A sound source 100 illustrated in FIG. 1 indicates the position at which sound is generated. The sound wave generated in the sound source 100 is transferred to the ears of a listener, and the listener hears the sound generated at the sound source 100 through vibrations of the sound wave transferred to the eardrums 110 of the ears. In this case, the sound wave is transferred to the ears of the listener through a variety of paths, and in an embodiment of the present invention, the sound wave generated at the sound source 100 and transferred to the ears of the listener is classified into 3 types, and by using the classified sound wave, a sound image is localized. Here, sound image localization means localizing the position of a predetermined sound source heard by a person to a virtual position. In the current embodiment of the present invention, sound waves are classified into a direct sound wave, a first reflection sound wave which is reflected by the shoulders of a listener, and a second reflection sound wave which is reflected by the pinnae of the listener. As illustrated in FIG. 1, the direct sound wave is directly transferred to the ears of the listener through a path A. The first reflection sound wave is reflected by a shoulder of the listener and transferred to the ears of the listener through a path B. The second reflection sound wave is reflected by a pinna of the listener and transferred to the ears of the listener through a path C.

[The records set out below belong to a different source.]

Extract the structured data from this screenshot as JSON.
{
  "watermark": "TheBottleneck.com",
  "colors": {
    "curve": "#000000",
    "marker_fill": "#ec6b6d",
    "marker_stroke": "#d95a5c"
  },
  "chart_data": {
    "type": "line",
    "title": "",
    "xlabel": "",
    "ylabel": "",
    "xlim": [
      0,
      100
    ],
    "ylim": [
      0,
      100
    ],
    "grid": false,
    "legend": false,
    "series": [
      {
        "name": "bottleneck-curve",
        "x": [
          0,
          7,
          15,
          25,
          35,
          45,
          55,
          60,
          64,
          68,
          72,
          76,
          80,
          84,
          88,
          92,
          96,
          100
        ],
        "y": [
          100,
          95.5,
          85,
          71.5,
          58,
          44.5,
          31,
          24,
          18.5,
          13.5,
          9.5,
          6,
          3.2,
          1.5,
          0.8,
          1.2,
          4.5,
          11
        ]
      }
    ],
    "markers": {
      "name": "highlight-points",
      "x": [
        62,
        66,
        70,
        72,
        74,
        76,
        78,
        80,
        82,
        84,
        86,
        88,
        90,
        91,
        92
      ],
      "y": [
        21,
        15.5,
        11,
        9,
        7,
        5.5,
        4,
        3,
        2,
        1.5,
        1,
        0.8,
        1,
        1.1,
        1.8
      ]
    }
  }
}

FIG. 2 is a schematic diagram illustrating an apparatus for localizing a sound image of an input signal to a spatial position according to an embodiment of the present invention.
The apparatus for localizing a sound image of an input signal to a spatial position according to the current embodiment is composed of a reflection sound wave model filter 200, an interaural level difference (ILD) model filter 210, and an interaural time difference (ITD) model filter 220.
The reflection sound wave model filter 200 extracts information indicating a reflection sound wave reflected by the shoulders and pinnae of a listener, from a head related impulse response (HRIR) measured with respect to changes in the position of a sound source, and the reflection sound wave model filter 200 is set by using the extracted information. In this case, the HRIR is data obtained by measuring at the two ears, respectively, of the listener, an impulse response generated at a sound source, and indicates a transfer function between the sound and the eardrums of the listener.
The ILD model filter 210 extracts from the HRIR measured with respect to changes in the position of the sound source, information indicating the difference between sound pressures generated at the two ears, respectively, when a direct sound wave generated at the position of a sound source arrives at the two ears of the listener, and the ILD model filter 210 is set by using the extracted information.
The ITD model filter 220 extracts from the HRIR measured with respect to changes in the position of the sound source, information indicating the difference between times taken by the direct sound wave, generated at the position of the sound source, to arrive at the two ears of the listener, and by using the extracted information, the ITD model filter 220 is set.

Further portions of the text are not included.